Quand on ne vote pas automatiquement pour un camp, les élections deviennent un véritable casse-tête.

Comment juger qui va le mieux gérer les bâtiments des collèges, l'action sociale, les routes...?

Le tract distribué par les "candidats libres" (!) Moga-Vulliamy a le mérite d'expliquer les compétences du Conseil Général (CG). Si vous habitez le canton, vous avez dû l'avoir dans votre boîte... Reportez-vous y ! On y trouve que l'Action sociale représente 50% du CG.

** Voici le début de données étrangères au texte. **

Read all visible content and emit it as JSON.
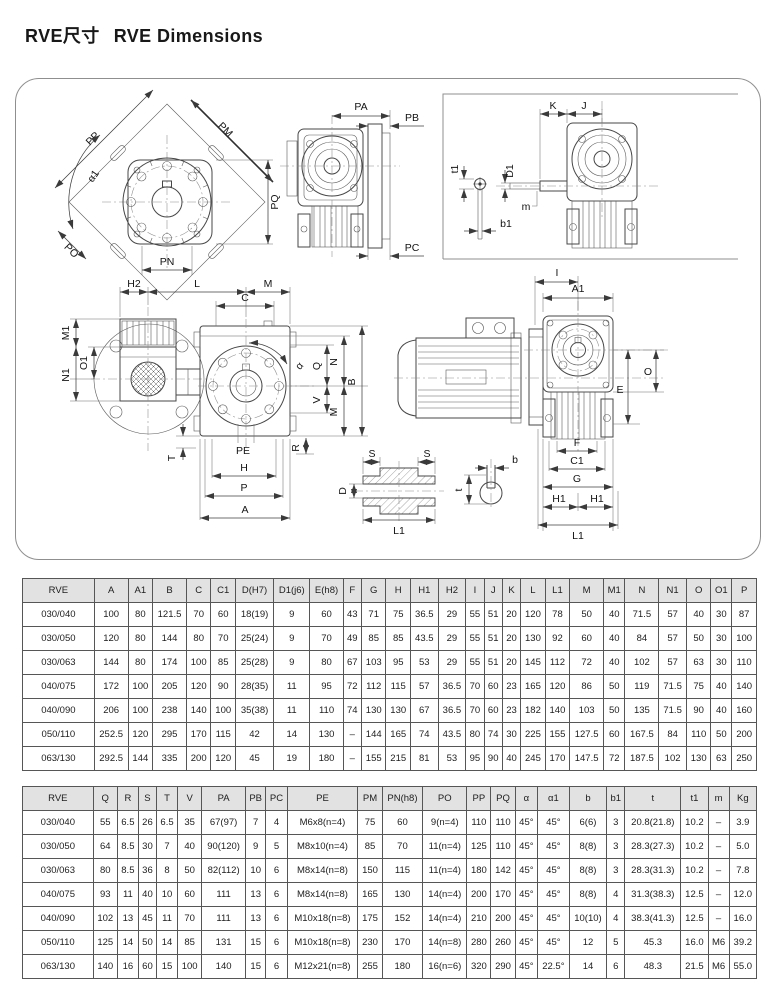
{
  "page": {
    "title_cn": "RVE尺寸",
    "title_en": "RVE Dimensions"
  },
  "drawings": {
    "labels": {
      "pp": "PP",
      "pm": "PM",
      "alpha1": "α1",
      "pq": "PQ",
      "po": "PO",
      "pn": "PN",
      "pa": "PA",
      "pb": "PB",
      "pc": "PC",
      "k": "K",
      "j": "J",
      "t1": "t1",
      "d1": "D1",
      "m_small": "m",
      "b1": "b1",
      "i": "I",
      "a1": "A1",
      "o": "O",
      "e": "E",
      "f": "F",
      "c1": "C1",
      "g": "G",
      "h1a": "H1",
      "h1b": "H1",
      "l1_view4": "L1",
      "h2": "H2",
      "l": "L",
      "m_top": "M",
      "c": "C",
      "m1": "M1",
      "o1": "O1",
      "n1": "N1",
      "q": "Q",
      "n": "N",
      "b_cap": "B",
      "v": "V",
      "m_side": "M",
      "alpha": "α",
      "pe": "PE",
      "t_cap": "T",
      "h": "H",
      "p": "P",
      "a": "A",
      "r": "R",
      "s_left": "S",
      "s_right": "S",
      "d": "D",
      "l1_shaft": "L1",
      "b_key": "b",
      "t_key": "t"
    }
  },
  "table1": {
    "headers": [
      "RVE",
      "A",
      "A1",
      "B",
      "C",
      "C1",
      "D(H7)",
      "D1(j6)",
      "E(h8)",
      "F",
      "G",
      "H",
      "H1",
      "H2",
      "I",
      "J",
      "K",
      "L",
      "L1",
      "M",
      "M1",
      "N",
      "N1",
      "O",
      "O1",
      "P"
    ],
    "rows": [
      [
        "030/040",
        "100",
        "80",
        "121.5",
        "70",
        "60",
        "18(19)",
        "9",
        "60",
        "43",
        "71",
        "75",
        "36.5",
        "29",
        "55",
        "51",
        "20",
        "120",
        "78",
        "50",
        "40",
        "71.5",
        "57",
        "40",
        "30",
        "87"
      ],
      [
        "030/050",
        "120",
        "80",
        "144",
        "80",
        "70",
        "25(24)",
        "9",
        "70",
        "49",
        "85",
        "85",
        "43.5",
        "29",
        "55",
        "51",
        "20",
        "130",
        "92",
        "60",
        "40",
        "84",
        "57",
        "50",
        "30",
        "100"
      ],
      [
        "030/063",
        "144",
        "80",
        "174",
        "100",
        "85",
        "25(28)",
        "9",
        "80",
        "67",
        "103",
        "95",
        "53",
        "29",
        "55",
        "51",
        "20",
        "145",
        "112",
        "72",
        "40",
        "102",
        "57",
        "63",
        "30",
        "110"
      ],
      [
        "040/075",
        "172",
        "100",
        "205",
        "120",
        "90",
        "28(35)",
        "11",
        "95",
        "72",
        "112",
        "115",
        "57",
        "36.5",
        "70",
        "60",
        "23",
        "165",
        "120",
        "86",
        "50",
        "119",
        "71.5",
        "75",
        "40",
        "140"
      ],
      [
        "040/090",
        "206",
        "100",
        "238",
        "140",
        "100",
        "35(38)",
        "11",
        "110",
        "74",
        "130",
        "130",
        "67",
        "36.5",
        "70",
        "60",
        "23",
        "182",
        "140",
        "103",
        "50",
        "135",
        "71.5",
        "90",
        "40",
        "160"
      ],
      [
        "050/110",
        "252.5",
        "120",
        "295",
        "170",
        "115",
        "42",
        "14",
        "130",
        "–",
        "144",
        "165",
        "74",
        "43.5",
        "80",
        "74",
        "30",
        "225",
        "155",
        "127.5",
        "60",
        "167.5",
        "84",
        "110",
        "50",
        "200"
      ],
      [
        "063/130",
        "292.5",
        "144",
        "335",
        "200",
        "120",
        "45",
        "19",
        "180",
        "–",
        "155",
        "215",
        "81",
        "53",
        "95",
        "90",
        "40",
        "245",
        "170",
        "147.5",
        "72",
        "187.5",
        "102",
        "130",
        "63",
        "250"
      ]
    ]
  },
  "table2": {
    "headers": [
      "RVE",
      "Q",
      "R",
      "S",
      "T",
      "V",
      "PA",
      "PB",
      "PC",
      "PE",
      "PM",
      "PN(h8)",
      "PO",
      "PP",
      "PQ",
      "α",
      "α1",
      "b",
      "b1",
      "t",
      "t1",
      "m",
      "Kg"
    ],
    "rows": [
      [
        "030/040",
        "55",
        "6.5",
        "26",
        "6.5",
        "35",
        "67(97)",
        "7",
        "4",
        "M6x8(n=4)",
        "75",
        "60",
        "9(n=4)",
        "110",
        "110",
        "45°",
        "45°",
        "6(6)",
        "3",
        "20.8(21.8)",
        "10.2",
        "–",
        "3.9"
      ],
      [
        "030/050",
        "64",
        "8.5",
        "30",
        "7",
        "40",
        "90(120)",
        "9",
        "5",
        "M8x10(n=4)",
        "85",
        "70",
        "11(n=4)",
        "125",
        "110",
        "45°",
        "45°",
        "8(8)",
        "3",
        "28.3(27.3)",
        "10.2",
        "–",
        "5.0"
      ],
      [
        "030/063",
        "80",
        "8.5",
        "36",
        "8",
        "50",
        "82(112)",
        "10",
        "6",
        "M8x14(n=8)",
        "150",
        "115",
        "11(n=4)",
        "180",
        "142",
        "45°",
        "45°",
        "8(8)",
        "3",
        "28.3(31.3)",
        "10.2",
        "–",
        "7.8"
      ],
      [
        "040/075",
        "93",
        "11",
        "40",
        "10",
        "60",
        "111",
        "13",
        "6",
        "M8x14(n=8)",
        "165",
        "130",
        "14(n=4)",
        "200",
        "170",
        "45°",
        "45°",
        "8(8)",
        "4",
        "31.3(38.3)",
        "12.5",
        "–",
        "12.0"
      ],
      [
        "040/090",
        "102",
        "13",
        "45",
        "11",
        "70",
        "111",
        "13",
        "6",
        "M10x18(n=8)",
        "175",
        "152",
        "14(n=4)",
        "210",
        "200",
        "45°",
        "45°",
        "10(10)",
        "4",
        "38.3(41.3)",
        "12.5",
        "–",
        "16.0"
      ],
      [
        "050/110",
        "125",
        "14",
        "50",
        "14",
        "85",
        "131",
        "15",
        "6",
        "M10x18(n=8)",
        "230",
        "170",
        "14(n=8)",
        "280",
        "260",
        "45°",
        "45°",
        "12",
        "5",
        "45.3",
        "16.0",
        "M6",
        "39.2"
      ],
      [
        "063/130",
        "140",
        "16",
        "60",
        "15",
        "100",
        "140",
        "15",
        "6",
        "M12x21(n=8)",
        "255",
        "180",
        "16(n=6)",
        "320",
        "290",
        "45°",
        "22.5°",
        "14",
        "6",
        "48.3",
        "21.5",
        "M6",
        "55.0"
      ]
    ]
  }
}
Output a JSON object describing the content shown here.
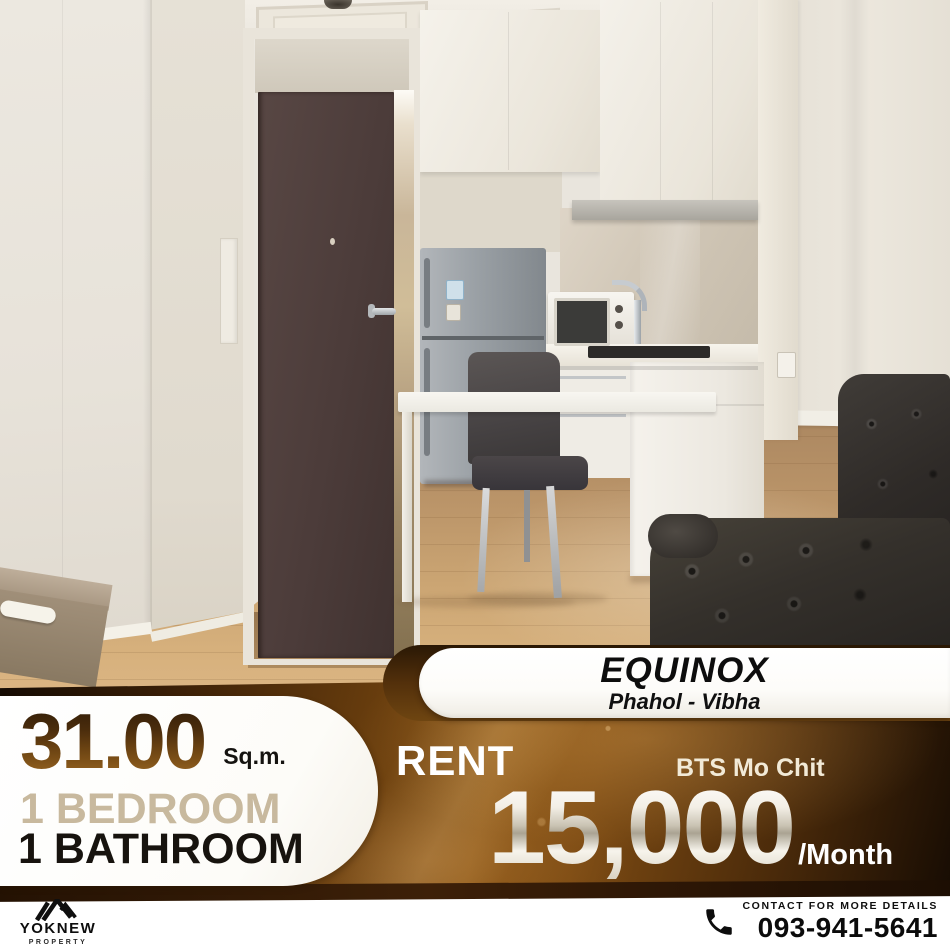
{
  "listing": {
    "project_name": "EQUINOX",
    "project_location": "Phahol - Vibha",
    "area_value": "31.00",
    "area_unit": "Sq.m.",
    "bedrooms": "1 BEDROOM",
    "bathrooms": "1 BATHROOM",
    "deal_type": "RENT",
    "transit_station": "BTS Mo Chit",
    "price": "15,000",
    "price_period": "/Month"
  },
  "brand": {
    "name": "YOKNEW",
    "tagline": "PROPERTY"
  },
  "contact": {
    "label": "CONTACT FOR MORE DETAILS",
    "phone": "093-941-5641"
  },
  "icons": {
    "brand_mark": "roof-chevrons-icon",
    "phone": "phone-receiver-icon"
  },
  "colors": {
    "band_dark": "#170c03",
    "band_gold": "#8a5516",
    "badge_bg": "#ffffff",
    "area_number_top": "#2e1b08",
    "area_number_bottom": "#95661f",
    "bedroom_text": "#c8b99e",
    "bathroom_text": "#17130e",
    "price_metallic": "#cfc8b8",
    "footer_bg": "#ffffff",
    "footer_text": "#0d0d0d"
  }
}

Curieusement, le CG n'a pas de compétence pour le ferroviaire. "On" lui demande pourtant de passer à la caisse pour financer la LGV Tours-Bordeaux, et il a déjà provisionné de l'argent pour financer la LGV Bordeaux-Toulouse...

Vous remarquerez que je distingue bien les deux LGV qui peuvent concerner le département du Lot-et-Garonne :

- Tours-Bordeaux :

C'est le projet le plus avancé ; on croit même pouvoir y faire rouler les trains à partir de 2016... En gros, l'enjeu pour le département du Lot-et-Garonne est de gagner une heure sur le trajet vers ou depuis Paris (quand les TGV arrivent à l'heure).

Le montage financier est le suivant :

L'Etat et plusieurs dizaines de collectivités locales sont appelés à réunir une somme rondelette. Cette somme est offerte, par l'intermédiaire de RFF (Réseau Ferré de France) au concessionnaire choisi par appel d'offres, qui s'engagera à construire, à entretenir et à exploiter la voie ferrée pendant 50 ans. En plus de cette somme, ce concessionnaire touchera les péages des trains qui circuleront, et il devra remettre la voie à RFF au terme des 50 ans.

C'est un "PPP" (Partenariat Public Privé). La formule est nouvelle, parait très aventureuse. Elle pose ce genre de questions :

  • Comment calculer la juste participation de l'Etat et des collectivités locales (donc de l'impôt) ?
  • Que prévoit le contrat de concession en cas de non-rentabilité ?
  • Comment le concessionnaire (une entreprise de travaux publics) saura-t-il faire le métier très particulier que fait pour l'instant RFF (gérer une infrastructure ferroviaire) ?
  • N'y a-t-il pas une confusion dangereuse entre intérêts publics et intérêts privés ?

Le département du Lot-et-Garonne doit-il participer à l'opération ainsi ficelée ? Supposons qu'il dise "non"... la LGV Tours-Bordeaux sera probablement construite quand même... et qu'est-ce qui empêchera les lot-et-garonnais de prendre les TGV qui y circuleront ?

On devine qu'il y aura des rétorsions en cas de vote "non"... Pourtant le CG a reporté son vote jusqu'à une date indéterminée, sous la pression des opposants à une autre LGV : Bordeaux-Toulouse.

 

- Bordeaux-Toulouse :

Cette LGV est en discussion. Elle fait partie des "grands projets du Sud-Ouest". Voir le site GPSO.

Son impact sur le département du Lot-et-Garonne est complètement différent de la LGV Bordeaux-Tours :

  • L'environnement et le patrimoine foncier et immobilier des Lot-et-Garonnais sont touchés de plein fouet par une nouvelle barrière qui traverse tout le département.
  • Le bénéfice en gain de temps pour les voyageurs des trains est maigre : il concerne une petite distance (Bordeaux-Agen ou Toulouse-Agen), et beaucoup de TGV ne s'arrêteraient pas à Agen. De plus, il est question de faire une gare au sud d'Agen, ce qui rend les correspondances avec le train régional très difficiles.

Donc, la LGV Bordeaux-Toulouse coûterait cher au département du Lot-et-Garonne, mais lui rapporterait peu. On va quand même lui demander de payer, et même cher...

Qu'en pensent nos candidats ?

Jusqu'à présent, à ma connaissance, seuls les candidats Lougnon-Féral (Gauche écologique et sociale) se sont prononcés à ce sujet, et l'ont abordé en réunion publique. Ils sont globalement contre la réalisation de ces deux LGV (contre le partenariat public-privé, contre l'impact environnemental) et pour une amélioration du réseau ferré existant, qu'ils pensent menacé si tant d'argent public va aux LGV.